Eve Maret is a top-shelf composer, performer and synth programmer, and her debut EP earned high marks from an array of respondents to our annual Rock ’n’ Roll Poll (check out the Dec. 13 issue of the Scene for that). Stylistically, she’s expanding on concepts from ’70s art music, synth pop and krautrock, but her approach is fresh, distinctive and forward-looking.  

Peachy, Squirt 

Similarly, the debut release from the trio of Leah Miller, Rachel Warrick and Benji Coale showcases some tried-and-true sounds — a bit of ’70s British punk, a bit of ’80s post-punk — performed with the tightness of a band that’s been together for years. They dig deeply into a thematic concern that’s unfortunately timeless: declaring independence from patriarchal attitudes and social mores.

Alanna Royale, So Bad You Can Taste It 

Frontwoman Alanna Quinn-Broadus & Co. are masters at updating classic soul. Their first collection since their 2014 LP Achilles takes full advantage of all the genre’s strengths. It’s rich and colorful dance music, and it’s also packed with powerful social commentary.

Kent Osborne, Internet Era

The self-produced five-song cassette from rapper Kent Osborne runs the gamut from ominous scorchers that owe a good bit to hardcore punk to trap-esque downtempo tracks. Throughout, Osborne looks at social issues from the inside, and converts angst into serious questions about the validity of feelings, the queasy evolution of consumer culture and more.

Pale Houses, Songs of the Isolation 

Pale Houses frontman Aaron Robinson has a long history of writing narrative songs that are earnest but also excellent — not something you always get from artists associated with emo (vis-à-vis his former band Imaginary Baseball League). Here, Robinson and his bandmates excellently render eight such tunes as engaging dream-pop. (Bonus! The vinyl release includes some earlier songs and a remix.)

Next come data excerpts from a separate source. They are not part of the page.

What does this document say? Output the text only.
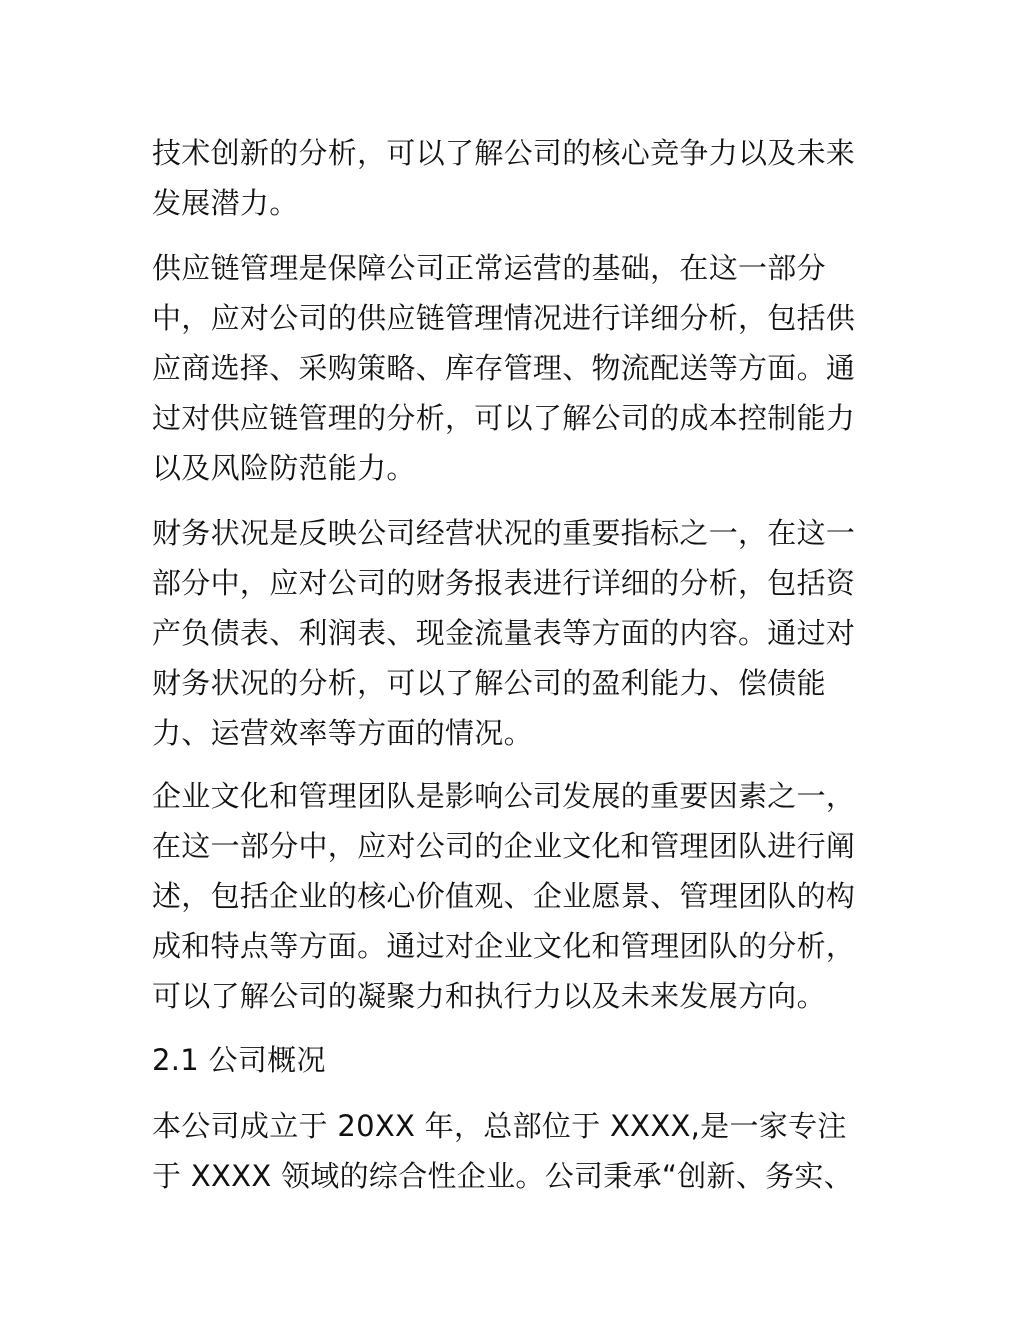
技术创新的分析，可以了解公司的核心竞争力以及未来
发展潜力。
供应链管理是保障公司正常运营的基础，在这一部分
中，应对公司的供应链管理情况进行详细分析，包括供
应商选择、采购策略、库存管理、物流配送等方面。通
过对供应链管理的分析，可以了解公司的成本控制能力
以及风险防范能力。
财务状况是反映公司经营状况的重要指标之一，在这一
部分中，应对公司的财务报表进行详细的分析，包括资
产负债表、利润表、现金流量表等方面的内容。通过对
财务状况的分析，可以了解公司的盈利能力、偿债能
力、运营效率等方面的情况。
企业文化和管理团队是影响公司发展的重要因素之一，
在这一部分中，应对公司的企业文化和管理团队进行阐
述，包括企业的核心价值观、企业愿景、管理团队的构
成和特点等方面。通过对企业文化和管理团队的分析，
可以了解公司的凝聚力和执行力以及未来发展方向。
2.1 公司概况
本公司成立于 20XX 年，总部位于 XXXX,是一家专注
于 XXXX 领域的综合性企业。公司秉承“创新、务实、
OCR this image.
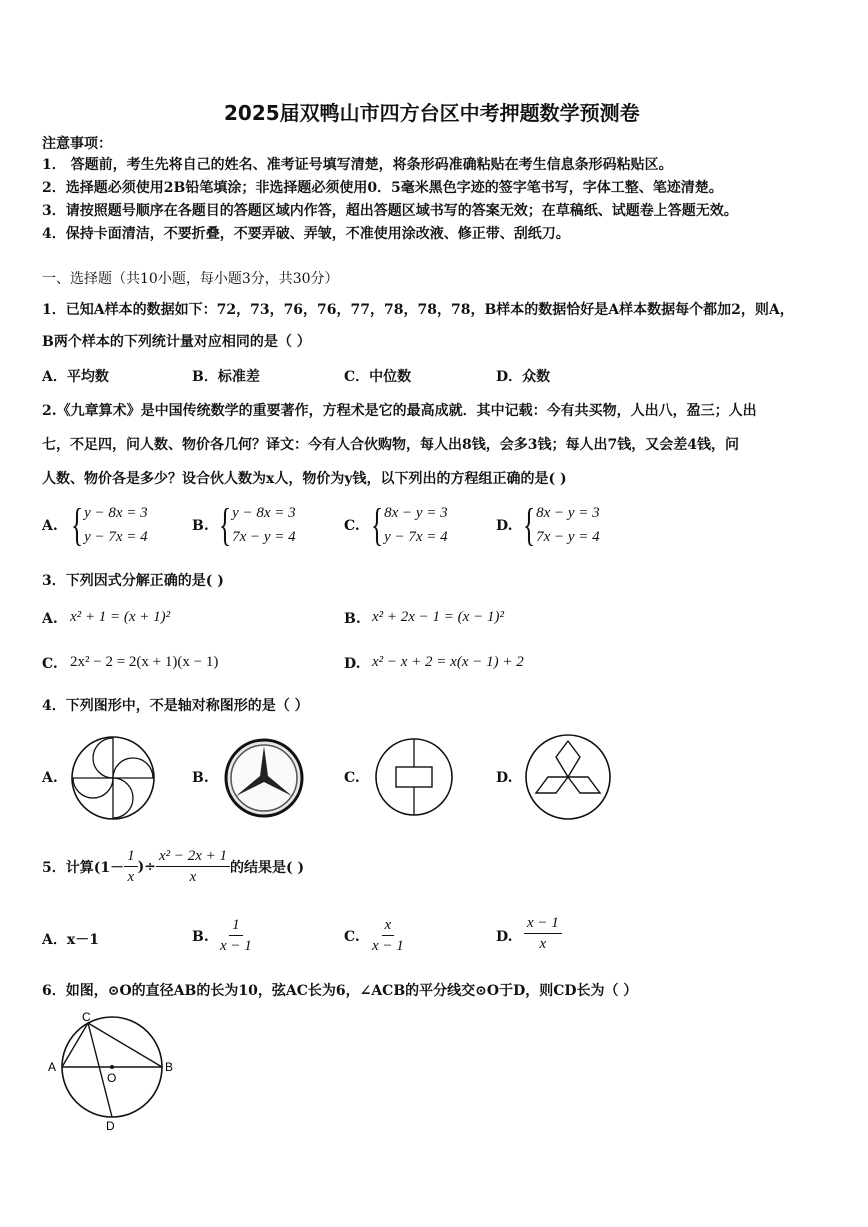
2025届双鸭山市四方台区中考押题数学预测卷
注意事项：
1． 答题前，考生先将自己的姓名、准考证号填写清楚，将条形码准确粘贴在考生信息条形码粘贴区。
2．选择题必须使用2B铅笔填涂；非选择题必须使用0．5毫米黑色字迹的签字笔书写，字体工整、笔迹清楚。
3．请按照题号顺序在各题目的答题区域内作答，超出答题区域书写的答案无效；在草稿纸、试题卷上答题无效。
4．保持卡面清洁，不要折叠，不要弄破、弄皱，不准使用涂改液、修正带、刮纸刀。
一、选择题（共10小题，每小题3分，共30分）
1．已知A样本的数据如下：72，73，76，76，77，78，78，78，B样本的数据恰好是A样本数据每个都加2，则A，
B两个样本的下列统计量对应相同的是（ ）
A．平均数	B．标准差	C．中位数	D．众数
2.《九章算术》是中国传统数学的重要著作，方程术是它的最高成就．其中记载：今有共买物，人出八，盈三；人出
七，不足四，问人数、物价各几何？译文：今有人合伙购物，每人出8钱，会多3钱；每人出7钱，又会差4钱，问
人数、物价各是多少？设合伙人数为x人，物价为y钱，以下列出的方程组正确的是( )
A. { y − 8x = 3
y − 7x = 4
B. { y − 8x = 3
7x − y = 4
C. { 8x − y = 3
y − 7x = 4
D. { 8x − y = 3
7x − y = 4
3．下列因式分解正确的是( )
A. x² + 1 = (x + 1)²	B. x² + 2x − 1 = (x − 1)²
C. 2x² − 2 = 2(x + 1)(x − 1)	D. x² − x + 2 = x(x − 1) + 2
4．下列图形中，不是轴对称图形的是（ ）
A.	B.	C.	D.
5．计算($1- \frac{1}{x}$ )÷ $\frac{\text{x² − 2x + 1}}{x}$ 的结果是( )
A．x－1	B. $\frac{1}{x - 1}$	C. $\frac{x}{x - 1}$	D. $\frac{x - 1}{x}$
6．如图，⊙O的直径AB的长为10，弦AC长为6，∠ACB的平分线交⊙O于D，则CD长为（ ）
C
A	B
O
D
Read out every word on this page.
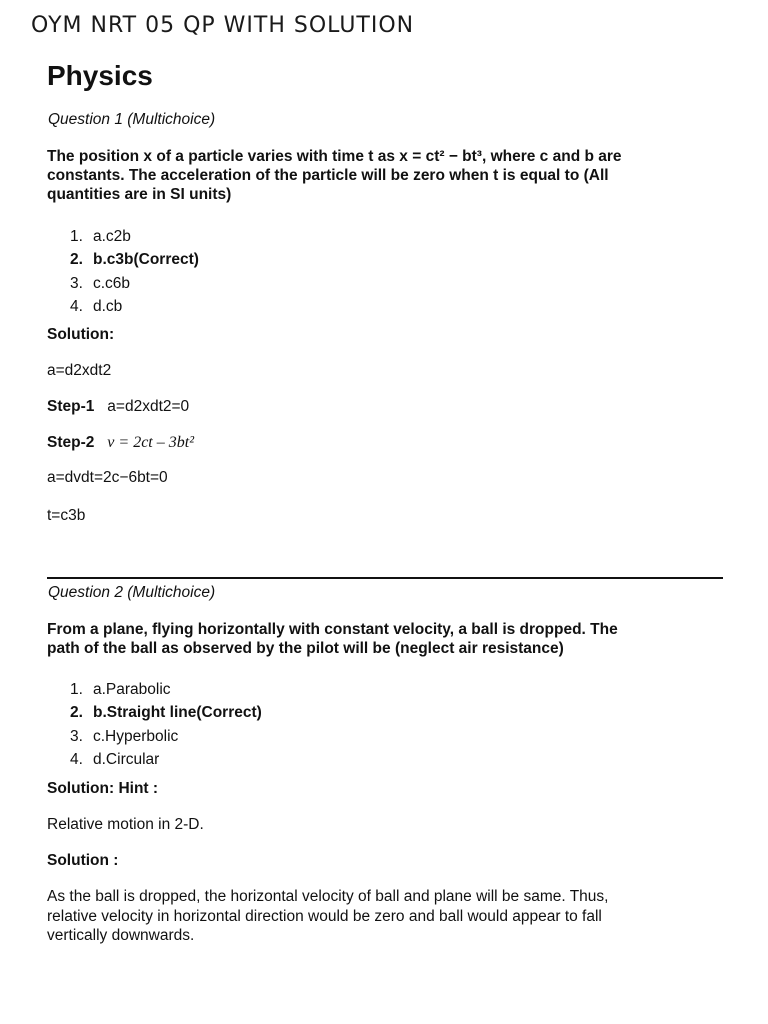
OYM NRT 05 QP WITH SOLUTION
Physics
Question 1 (Multichoice)
The position x of a particle varies with time t as x = ct² − bt³, where c and b are
constants. The acceleration of the particle will be zero when t is equal to (All
quantities are in SI units)
1. a.c2b
2. b.c3b(Correct)
3. c.c6b
4. d.cb
Solution:
a=d2xdt2
Step-1 a=d2xdt2=0
Step-2 v = 2ct – 3bt²
a=dvdt=2c−6bt=0
t=c3b
Question 2 (Multichoice)
From a plane, flying horizontally with constant velocity, a ball is dropped. The
path of the ball as observed by the pilot will be (neglect air resistance)
1. a.Parabolic
2. b.Straight line(Correct)
3. c.Hyperbolic
4. d.Circular
Solution: Hint :
Relative motion in 2-D.
Solution :
As the ball is dropped, the horizontal velocity of ball and plane will be same. Thus,
relative velocity in horizontal direction would be zero and ball would appear to fall
vertically downwards.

Daniella Mason, Emotional State 

Emotional State is the first in a suite of four planned EPs by Daniella Mason, one of the foremost forces in Nashville’s rising pop scene. Each of the EP’s songs is a gem of emotional nuance and forward-thinking production that surprises you in the best ways.

Gee Slab, You Deserve Better

Gee Slab’s full-length In Real Life is one of the year’s best LPs, and this short collection extends some of the stories the MC told in that album. Here, he lays out his ideas about what the good life looks like while focusing on the daily grind he’s got to maintain to get there, over a rad assortment of danceable beats. 

Provided to YouTube by DistroKid

8 Figures · Gee Slab

You Deserve Better

℗ Believe In New Opportunity

Released on: 2018-09-27

Auto-generated by YouTube.

Sean Thompson’s Weird Ears, Weird Ears Part 1 

An inspired and innovative guitarist, Sean Thompson is one of the city’s MVP side players. Weird Ears Part 1 is his debut release as a frontman. Backed up by the band Ornament (with whom he frequently plays), he pours out some of the folk-y, rock-ish and, well … weird tunes he’s written about friendship, learning to feel comfortable in your own skin and more.

Malcolm Voltaire, Iglesia 

Sonically, the latest from Atlanta-raised, Nashville-residing rapper Malcolm Voltaire is one of the most chill, groovy records to come out of the city in 2018. But the stories he’s telling are full of internal and external conflict, richly rendered and delivered with a unique flow that’s both athletic and refined.

Donors, Donors 

The self-titled debut from this quartet takes cues from art punk and post-punk, traditions in which the playing tends to be snare-tight. While they aren’t sloppy, the players loosen the screws quite a bit in a way that makes the whole thing feel uneasy. It’s a perfect fit for songs that seem to address living in a rapidly changing city where it can be hard to feel settled at all.